I asked him questions about the film we'd made together – small questions, unimportant ones, that only a person who'd been on the set would have remembered. He knew everything and laughed at some of the memories. It was Rainer. No. No, it wasn't.
"Listen, please. This is an important question. Remember when you shot that sequence in Midnight Kills when Bloodstone did his monologue? I guess it was the only time he ever said anything."
"Sure. What do you want to know about it?"

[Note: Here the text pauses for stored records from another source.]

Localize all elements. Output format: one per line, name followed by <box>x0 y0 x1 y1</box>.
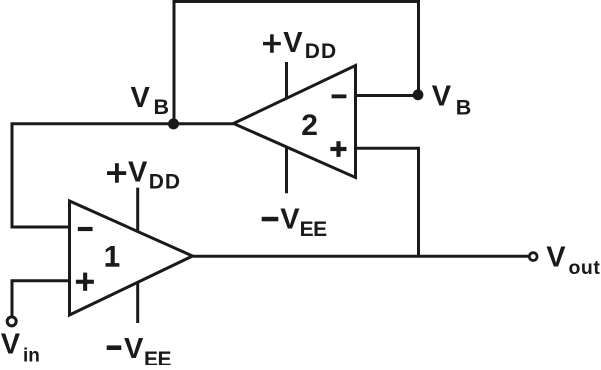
terminal: Vout open circle <box>529 253 537 261</box>
supply wire op-amp 1: +VDD through to -VEE <box>136 188 139 323</box>
op-amp U2 triangle (points left, output at apex) <box>234 65 356 177</box>
wire: op-amp 1 output to Vout terminal <box>192 255 528 258</box>
op-amp 1 designator label "1" <box>104 241 121 274</box>
op-amp U1 triangle (points right, output at apex) <box>69 201 192 315</box>
junction dot: node VB <box>168 118 179 129</box>
wire: op-amp 2 noninverting input down to output net <box>355 148 418 256</box>
terminal dot: right VB <box>413 89 424 100</box>
svg-text:V: V <box>546 241 566 273</box>
svg-text:out: out <box>568 257 600 279</box>
label VB at right terminal <box>432 81 472 120</box>
label -VEE for op-amp 2 <box>262 204 327 242</box>
label +VDD for op-amp 2 <box>263 27 337 63</box>
svg-text:V: V <box>124 333 144 365</box>
svg-text:V: V <box>432 81 452 113</box>
label VB at node (left) <box>131 82 170 119</box>
svg-text:V: V <box>128 157 148 189</box>
label -VEE for op-amp 1 <box>107 333 172 370</box>
svg-text:EE: EE <box>300 218 328 241</box>
svg-text:EE: EE <box>144 348 172 365</box>
wire: op-amp 1 noninverting input to Vin terminal <box>12 281 70 316</box>
op-amp 1 inverting input marker "-" <box>78 227 93 231</box>
svg-text:V: V <box>280 204 300 236</box>
svg-text:V: V <box>1 328 21 360</box>
op-amp 1 noninverting input marker "+" <box>76 273 94 291</box>
svg-text:V: V <box>283 27 303 59</box>
label Vin <box>1 328 40 366</box>
svg-text:B: B <box>456 95 472 119</box>
op-amp 2 noninverting input marker "+" <box>330 141 346 157</box>
terminal: Vin open circle <box>7 317 16 326</box>
svg-text:DD: DD <box>305 40 337 63</box>
label Vout <box>546 241 600 279</box>
wire: op-amp 2 output to node VB, down left side to op-amp 1 inverting input <box>12 124 234 227</box>
svg-text:2: 2 <box>301 109 318 142</box>
svg-text:DD: DD <box>149 171 181 194</box>
op-amp 2 inverting input marker "-" <box>332 94 347 98</box>
svg-text:1: 1 <box>104 241 121 274</box>
svg-text:V: V <box>131 82 151 114</box>
svg-text:in: in <box>23 345 40 365</box>
label +VDD for op-amp 1 <box>107 157 181 194</box>
svg-text:B: B <box>154 95 170 119</box>
supply wire op-amp 2: +VDD through to -VEE <box>285 62 288 193</box>
wire: op-amp 2 inverting input to right VB terminal <box>356 94 415 97</box>
wire: feedback net from node VB up over the top to right VB terminal <box>174 1 419 124</box>
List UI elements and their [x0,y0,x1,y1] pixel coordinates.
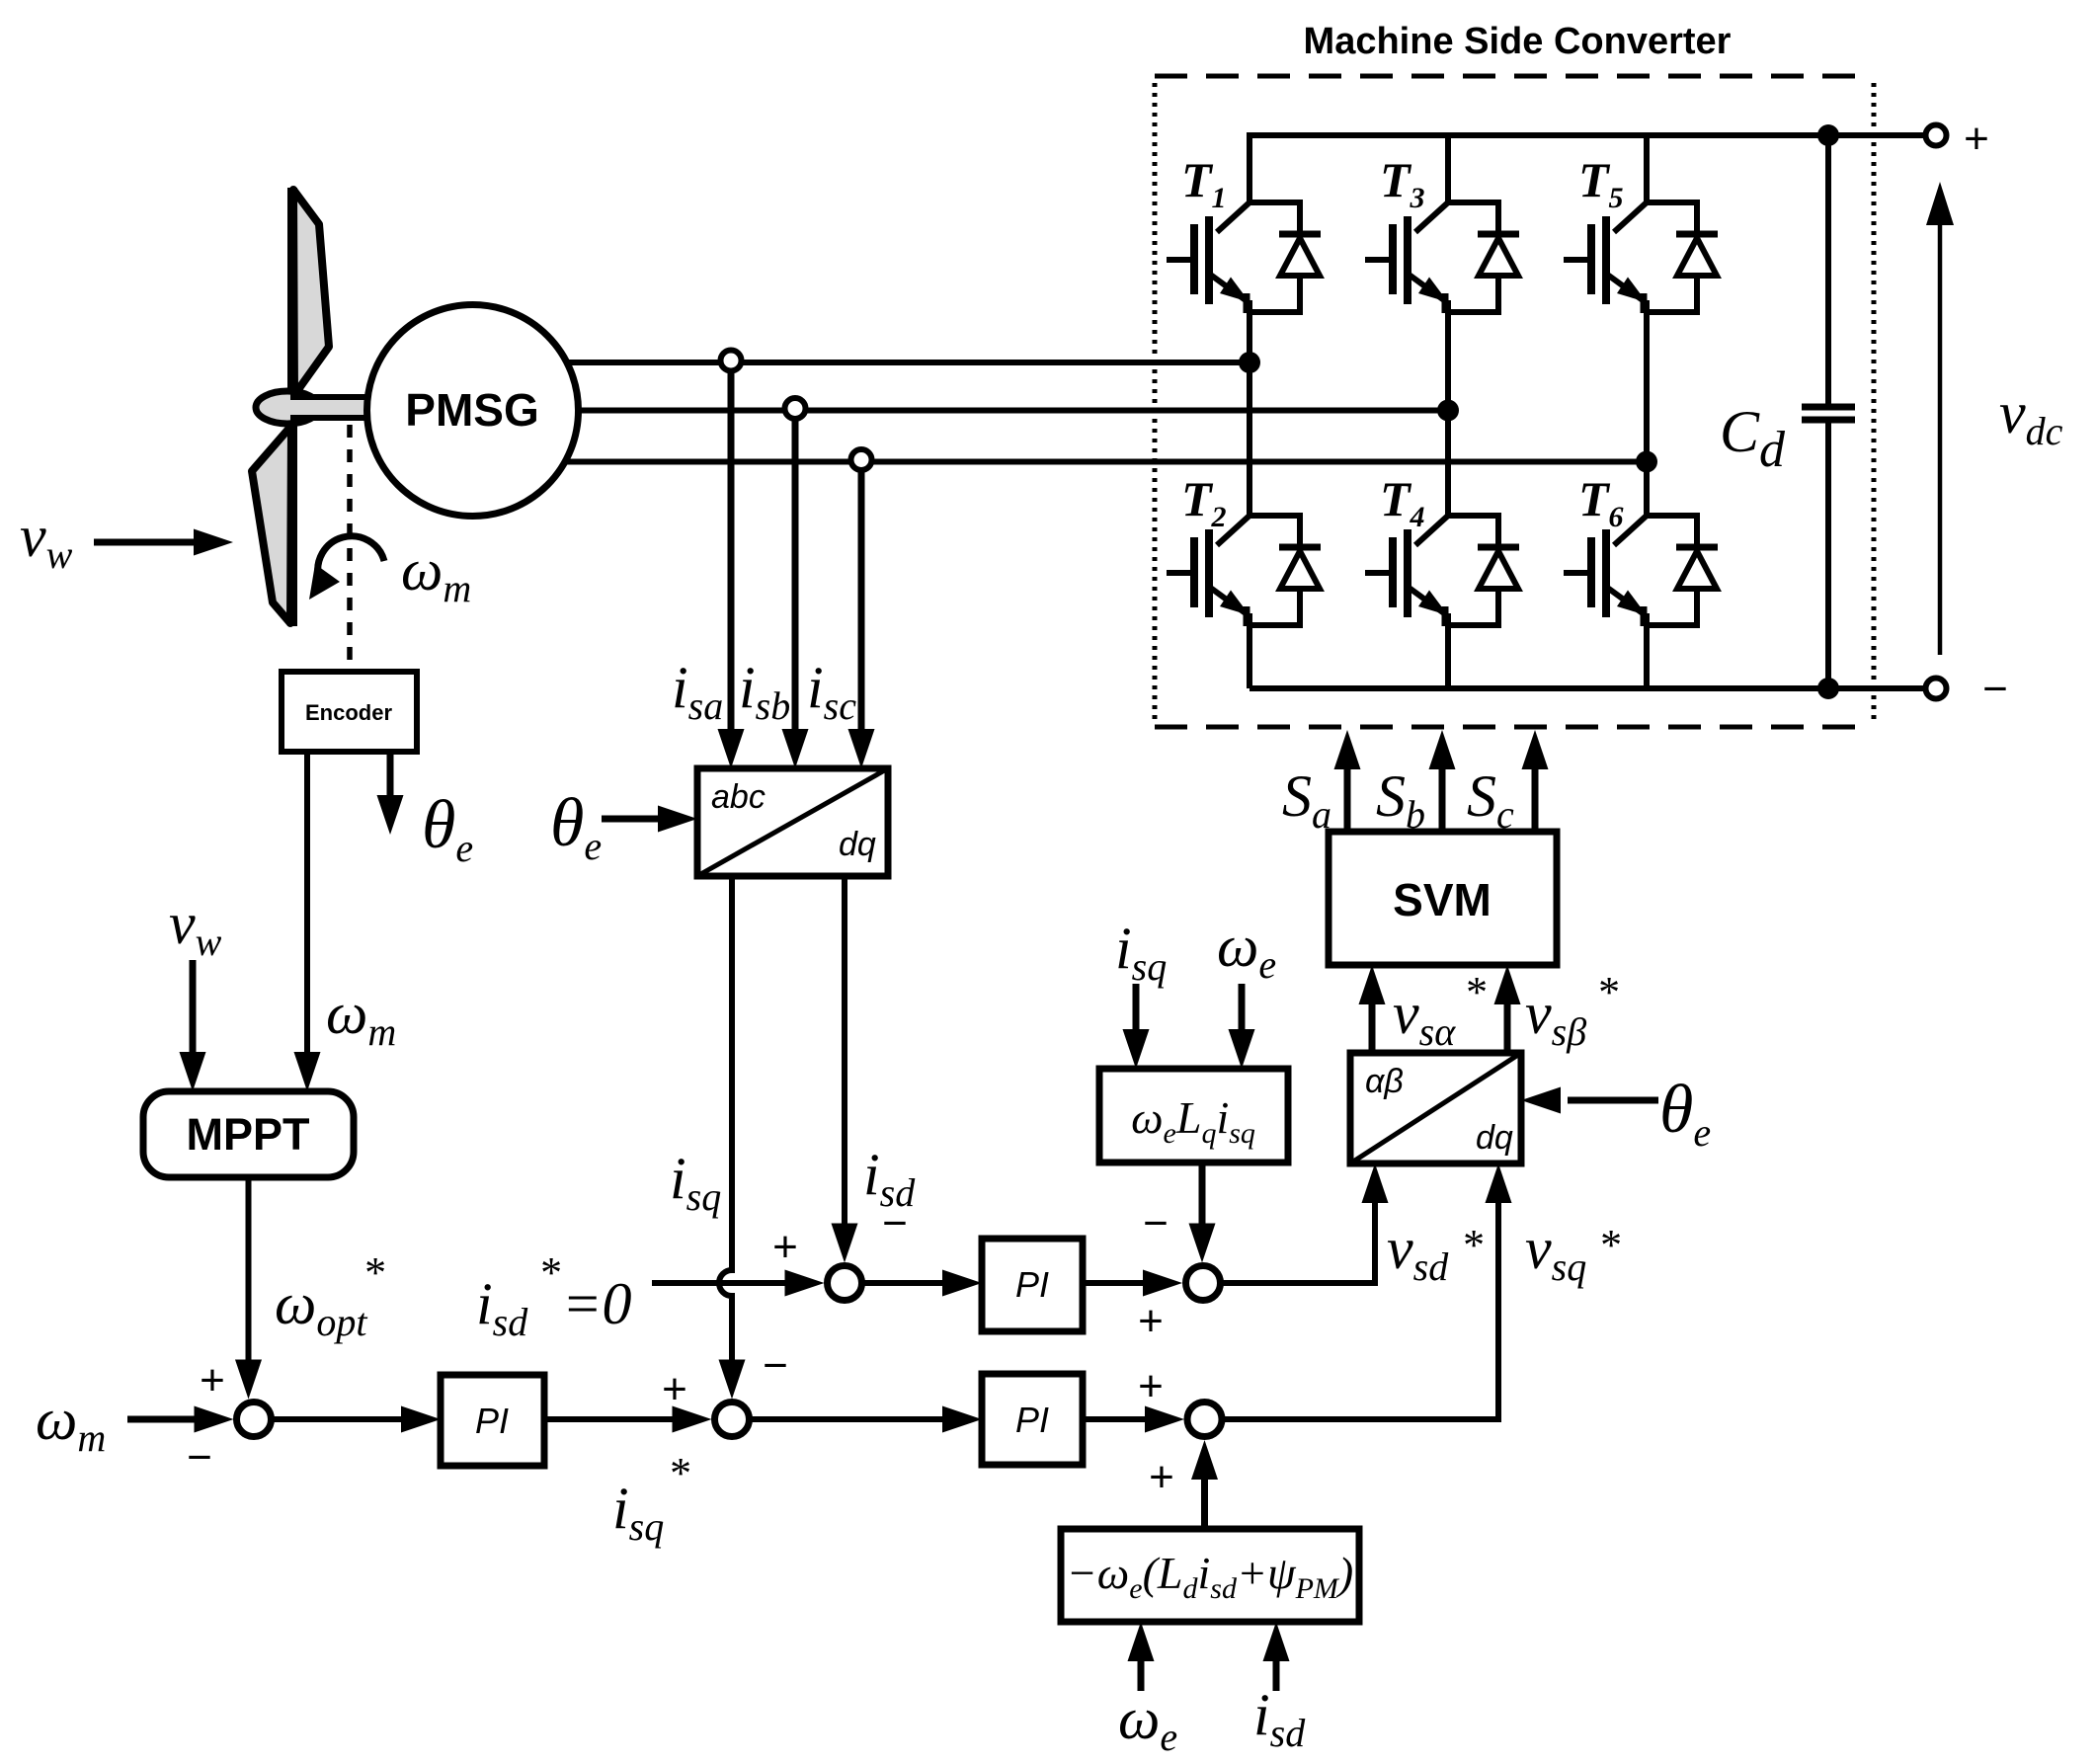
svg-text:isq: isq [670,1146,721,1219]
svg-text:vsα: vsα [1393,981,1456,1054]
svg-text:Cd: Cd [1720,399,1786,478]
wire: q-axis PI to summing junction SD [1083,1416,1151,1422]
wire: d-axis PI to summing junction SB [1083,1280,1149,1286]
svg-text:*: * [1464,968,1486,1016]
svg-text:abc: abc [711,778,766,816]
wire: phase a from PMSG to converter leg 1 [563,360,1250,365]
svg-text:isa: isa [672,655,723,728]
svg-text:ωm: ωm [326,981,396,1054]
encoder box [282,672,417,752]
wire: speed PI to summing junction SC [544,1416,680,1422]
wire: MPPT output omega_opt* to summing junction S1 [246,1177,252,1363]
svg-text:=0: =0 [562,1271,632,1336]
svg-text:−: − [763,1341,788,1390]
svg-text:T2: T2 [1181,471,1227,533]
wire: leg 1 collector [1247,132,1252,202]
wire: v_salpha* into SVM [1369,1000,1376,1053]
svg-text:Encoder: Encoder [305,700,392,725]
transistor T5 with freewheel diode [1564,202,1718,313]
current sensor phase c [851,449,872,470]
svg-text:θe: θe [1659,1072,1711,1155]
wind turbine bottom blade [252,426,291,623]
wire: negative dc rail [1250,685,1926,691]
svg-text:dq: dq [1476,1119,1513,1157]
arc arrow omega_m rotation [318,536,384,579]
decoupling block omega_e L_q i_sq [1099,1069,1288,1163]
wire: v_w input to MPPT [190,960,197,1055]
turbine shaft [290,398,371,417]
PI controller speed loop [441,1375,544,1466]
wire: phase c from PMSG to converter leg 3 [563,459,1647,465]
svg-text:vsq: vsq [1525,1216,1586,1289]
svg-text:isq: isq [612,1476,664,1549]
svg-text:*: * [1461,1221,1483,1269]
svg-text:−: − [882,1199,908,1247]
summing junction SC (q-axis current) [715,1403,750,1437]
svg-text:T3: T3 [1380,152,1425,214]
terminal: dc positive output [1926,125,1947,146]
svg-text:ωm: ωm [36,1387,106,1460]
wire: i_sq into decoupling block [1133,984,1140,1035]
node: phase c junction [1636,451,1657,473]
svg-text:−: − [187,1433,212,1482]
wire: leg 1 lower emitter to negative rail [1247,613,1252,688]
wire: omega_m feedback into S1 [127,1416,200,1423]
wind turbine rotor blade spar [287,188,297,626]
wire: v_dc measurement arrow [1938,209,1943,655]
svg-text:T6: T6 [1578,471,1624,533]
transistor T2 with freewheel diode [1167,516,1321,626]
svg-text:isb: isb [739,655,790,728]
wire: leg 2 collector [1445,132,1451,202]
svg-text:ωopt: ωopt [275,1271,367,1344]
current sensor phase b [785,398,806,419]
svg-text:+: + [1964,115,1989,163]
svg-text:+: + [1138,1362,1164,1410]
wire: phase b from PMSG to converter leg 2 [573,408,1448,414]
PI controller q-axis current [982,1374,1083,1465]
svg-text:θe: θe [550,785,602,868]
summing junction SA (d-axis current) [828,1266,862,1301]
wire: leg 3 lower collector [1644,461,1650,516]
svg-text:T5: T5 [1578,152,1624,214]
PI controller d-axis current [982,1239,1083,1331]
wire: gating signal S_c into converter [1532,763,1539,832]
svg-text:+: + [1149,1453,1174,1501]
wire: i_sd into feedforward block [1273,1655,1280,1691]
svg-text:vsβ: vsβ [1525,981,1586,1054]
wire: SC to q-axis PI [750,1416,949,1422]
abc to dq transform block [697,768,888,876]
svg-text:+: + [1138,1297,1164,1345]
svg-text:*: * [668,1449,689,1497]
wind turbine top blade [293,190,329,395]
svg-text:vw: vw [169,891,222,964]
wire: encoder speed output to MPPT [304,752,310,1055]
wire: decoupling block output into SB [1199,1163,1206,1229]
svg-text:dq: dq [839,826,876,863]
svg-text:ωe: ωe [1217,914,1276,987]
svg-text:*: * [1596,968,1618,1016]
wire: gating signal S_b into converter [1439,763,1446,832]
svg-text:−: − [1143,1199,1169,1247]
transistor T1 with freewheel diode [1167,202,1321,313]
summing junction S1 [237,1403,272,1437]
wire: theta_e into abc/dq block [602,816,664,823]
svg-text:Sa: Sa [1282,763,1331,837]
wire: i_sq from abc/dq block down to SC with hop over i_sd* line [719,876,732,1363]
wire: i_sc measurement to abc/dq [858,470,865,735]
wire: v_w wind arrow [94,539,198,546]
summing junction SB (v_sd) [1186,1266,1221,1301]
svg-text:ωm: ωm [401,537,471,610]
wire: leg 3 lower emitter to negative rail [1644,613,1650,688]
svg-text:PI: PI [475,1401,509,1441]
svg-text:T1: T1 [1181,152,1227,214]
wire: i_sb measurement to abc/dq [792,419,799,735]
wire: encoder theta_e output arrow [387,752,394,802]
SVM modulator block [1329,832,1557,965]
wire: theta_e into alphabeta/dq block [1568,1097,1658,1104]
machine side converter dashed enclosure [1155,74,1874,79]
wire: leg 3 collector [1644,132,1650,202]
transistor T6 with freewheel diode [1564,516,1718,626]
svg-text:isq: isq [1115,916,1167,989]
svg-text:−: − [1982,665,2008,713]
svg-text:T4: T4 [1380,471,1425,533]
wire: i_sd*=0 reference into SA [652,1280,790,1286]
turbine hub [256,391,319,424]
current sensor phase a [721,351,742,371]
svg-text:+: + [662,1365,687,1413]
svg-text:isc: isc [807,655,856,728]
wire: dashed shaft line to encoder [347,425,353,668]
MPPT block [143,1091,354,1177]
wire: SD output v_sq* up into dq->alphabeta block [1222,1197,1498,1419]
wire: leg 3 emitter to phase c node [1644,300,1650,464]
svg-text:Sb: Sb [1376,763,1425,837]
wire: omega_e into decoupling block [1239,984,1246,1035]
wire: leg 2 lower emitter to negative rail [1445,613,1451,688]
alphabeta to dq transform block [1350,1053,1521,1163]
summing junction SD (v_sq) [1187,1403,1222,1437]
svg-text:+: + [200,1356,225,1404]
wire: i_sa measurement to abc/dq [728,370,735,735]
wire: positive dc rail [1250,132,1926,138]
wire: omega_e into feedforward block [1138,1655,1145,1691]
node: dc- capacitor junction [1817,678,1839,699]
svg-text:PI: PI [1015,1264,1049,1305]
wire: gating signal S_a into converter [1344,763,1351,832]
svg-text:MPPT: MPPT [186,1109,309,1160]
svg-text:Sc: Sc [1467,763,1514,837]
wire: leg 2 emitter to phase b node [1445,300,1451,413]
node: phase a junction [1239,352,1260,373]
node: dc+ capacitor junction [1817,124,1839,146]
svg-text:vw: vw [20,504,73,577]
svg-text:SVM: SVM [1393,874,1491,925]
svg-text:isd: isd [476,1271,528,1344]
feedforward block -omega_e(L_d i_sd + psi_PM) [1061,1529,1359,1622]
svg-text:PMSG: PMSG [405,384,538,436]
svg-text:*: * [1598,1221,1620,1269]
svg-text:vsd: vsd [1387,1216,1449,1289]
svg-text:PI: PI [1015,1400,1049,1440]
wire: SA to d-axis PI [862,1280,949,1286]
wire: v_sbeta* into SVM [1504,1000,1511,1053]
wire: leg 1 emitter to phase a node [1247,300,1252,365]
svg-text:isd: isd [1253,1682,1306,1755]
svg-text:vdc: vdc [1999,380,2063,453]
wire: feedforward output into SD [1201,1474,1208,1529]
capacitor Cd [1825,135,1831,406]
wire: leg 2 lower collector [1445,410,1451,516]
wire: SB output v_sd* up into dq->alphabeta block [1221,1197,1376,1283]
svg-text:*: * [363,1248,384,1297]
svg-text:*: * [538,1248,560,1297]
svg-text:Machine Side Converter: Machine Side Converter [1304,21,1732,62]
wire: i_sd from abc/dq block down into SA [842,876,847,1233]
svg-text:+: + [772,1223,798,1271]
svg-text:θe: θe [422,787,473,870]
svg-text:ωe: ωe [1118,1686,1177,1759]
wire: leg 1 lower collector [1247,362,1252,516]
node: phase b junction [1437,400,1459,422]
wire: S1 to speed PI [272,1416,408,1422]
transistor T4 with freewheel diode [1365,516,1519,626]
svg-text:αβ: αβ [1365,1063,1404,1100]
generator PMSG [367,305,579,517]
transistor T3 with freewheel diode [1365,202,1519,313]
terminal: dc negative output [1926,679,1947,699]
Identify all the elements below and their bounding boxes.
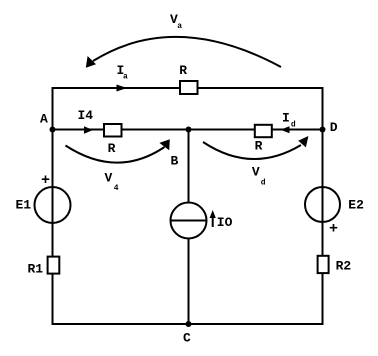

"Do you know where the film is? It seems that section has kind of disappeared."
"You check with the studio?"
"We checked with the studio, the lab, Sasha Makrianes, everyone. The whole piece is gone."
"That's mysterious." He said the word, but his tone of voice said he wasn't interested in this mystery at all.
"You don't know where it is?"
"No."
"Do you remember the scene? What he said?"
"It was a closed set, and when we were through with the shot Phil took my tapes and Alex Karsandi's film and said he would take care of the processing and the lab himself. He'd never done that before but he's the boss, so we gave it to him." It was the most Artus had said at one time since we'd been there and appeared to tire him out. It was plain he didn't have much more in him, and we'd have to get whatever other information we needed fast.